0
votes

I am using a tensorflow custom estimator with AdamOptimizer, so my model_fn looks like this :

def model_fn(features, labels, mode, params):
  ...
  loss = ...
  train_op = tf.train.AdamOptimizer(params['learning_rate']).minimize(loss, tf.train.get_global_step())
  if mode == tf.estimator.ModeKeys.TRAIN:
    return tf.estimator.EstimatorSpec(mode, loss=loss, train_op=train_op)
  elif mode == tf.estimator.ModeKeys.EVAL:
    return tf.estimator.EstimatorSpec(mode, loss=loss)
  elif mode == tf.estimator.ModeKeys.PREDICT:
    return tf.estimator.EstimatorSpec(mode, predictions=predictions)

I want to implement an early stopping mechanism.
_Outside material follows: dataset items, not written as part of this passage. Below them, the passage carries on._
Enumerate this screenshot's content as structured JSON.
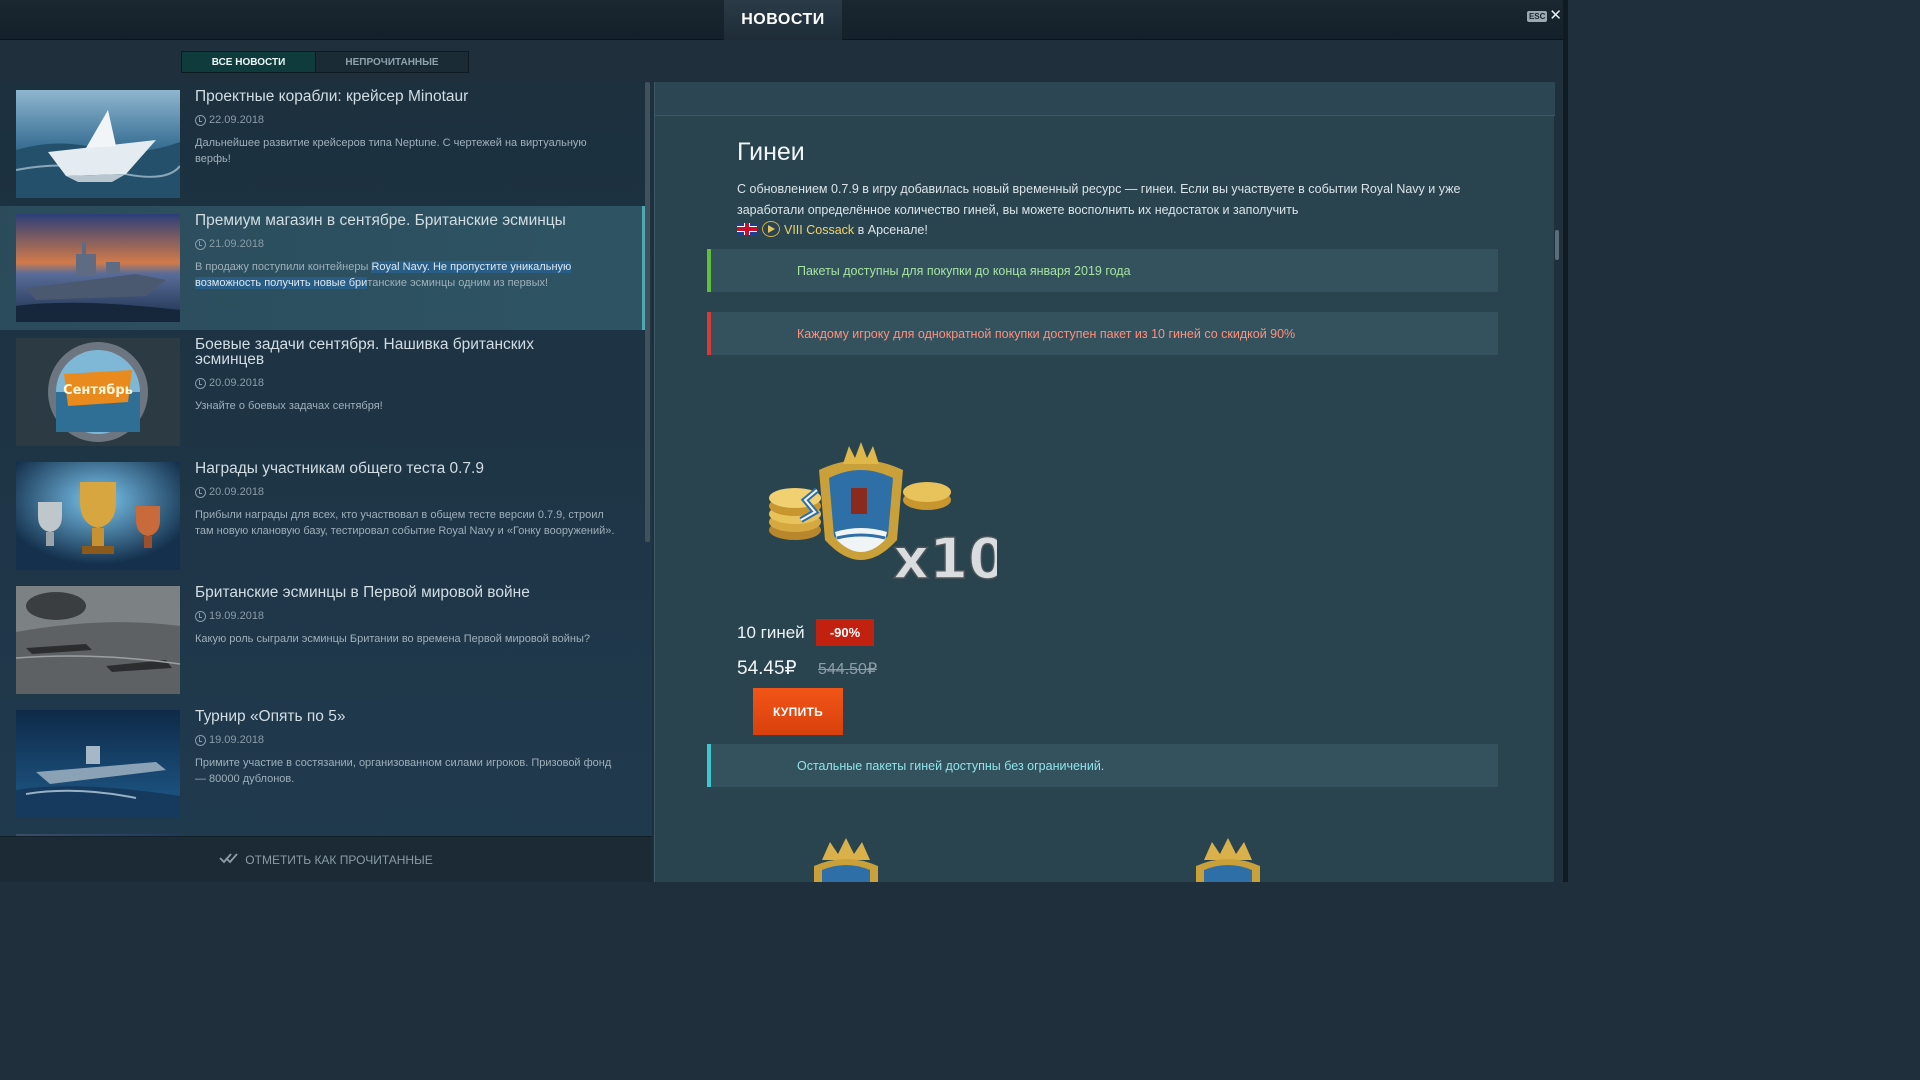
{
  "header": {
    "title": "НОВОСТИ",
    "esc": "ESC"
  },
  "tabs": [
    {
      "label": "ВСЕ НОВОСТИ",
      "active": true
    },
    {
      "label": "НЕПРОЧИТАННЫЕ",
      "active": false
    }
  ],
  "news": [
    {
      "title": "Проектные корабли: крейсер Minotaur",
      "date": "22.09.2018",
      "desc": "Дальнейшее развитие крейсеров типа Neptune. С чертежей на виртуальную верфь!"
    },
    {
      "title": "Премиум магазин в сентябре. Британские эсминцы",
      "date": "21.09.2018",
      "desc_plain": "В продажу поступили контейнеры ",
      "desc_highlight": "Royal Navy. Не пропустите уникальную возможность получить новые бри",
      "desc_rest": "танские эсминцы одним из первых!",
      "selected": true
    },
    {
      "title": "Боевые задачи сентября. Нашивка британских эсминцев",
      "date": "20.09.2018",
      "desc": "Узнайте о боевых задачах сентября!",
      "thumb_text": "Сентябрь"
    },
    {
      "title": "Награды участникам общего теста 0.7.9",
      "date": "20.09.2018",
      "desc": "Прибыли награды для всех, кто участвовал в общем тесте версии 0.7.9, строил там новую клановую базу, тестировал событие Royal Navy и «Гонку вооружений»."
    },
    {
      "title": "Британские эсминцы в Первой мировой войне",
      "date": "19.09.2018",
      "desc": "Какую роль сыграли эсминцы Британии во времена Первой мировой войны?"
    },
    {
      "title": "Турнир «Опять по 5»",
      "date": "19.09.2018",
      "desc": "Примите участие в состязании, организованном силами игроков. Призовой фонд — 80000 дублонов."
    }
  ],
  "mark_read": "ОТМЕТИТЬ КАК ПРОЧИТАННЫЕ",
  "article": {
    "title": "Гинеи",
    "body_1": "С обновлением 0.7.9 в игру добавилась новый временный ресурс — гинеи. Если вы участвуете в событии Royal Navy и уже заработали определённое количество гиней, вы можете восполнить их недостаток и заполучить",
    "ship": "VIII Cossack",
    "body_2": " в Арсенале!",
    "notice_green": "Пакеты доступны для покупки до конца января 2019 года",
    "notice_red": "Каждому игроку для однократной покупки доступен пакет из 10 гиней со скидкой 90%",
    "product_multiplier": "x10",
    "product_name": "10 гиней",
    "discount": "-90%",
    "price_new": "54.45₽",
    "price_old": "544.50₽",
    "buy": "КУПИТЬ",
    "notice_cyan": "Остальные пакеты гиней доступны без ограничений."
  },
  "colors": {
    "accent_buy": "#e84a12",
    "discount": "#c2210f",
    "notice_green": "#5fbf3a",
    "notice_red": "#d83a3a",
    "notice_cyan": "#3fc7cf"
  }
}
To simplify, I am doing the following:

for epoch in range(1000):
  model.train(input_fn=input_fn, steps=self.steps_by_epoch)
  loss = model.evaluate(input_fn=eval_input_fn)['loss']
  if loss < 0.001:
    break

So model.train will be called in a loop, and will do an epoch of data at each call.

My question is : the learning rate in AdamOptimizer (and many other optimizers) is a state variable that is supposed to evolve during the minimization. Will its value be saved between two calls to model.train or will it be reinitialized at every call?

And if the latter, how can I make Tensorflow remember that variable between two calls to model.train

1

1 Answers

1
votes

After every call to model.train(), the model state will be saved in a checkpoint. Since all the parameters used in Adam optimizer are also variables of the graph of tensorflow, they will also be saved in the checkpoint and hence will be retrieved for next call to model.train().

Also you should look into tf.estimator.train_and_evaluate (https://www.tensorflow.org/api_docs/python/tf/estimator/train_and_evaluate).

This will automatically do evaluation whenever a checkpoint is saved. You can control checkpoint and evaluation frequency using specs.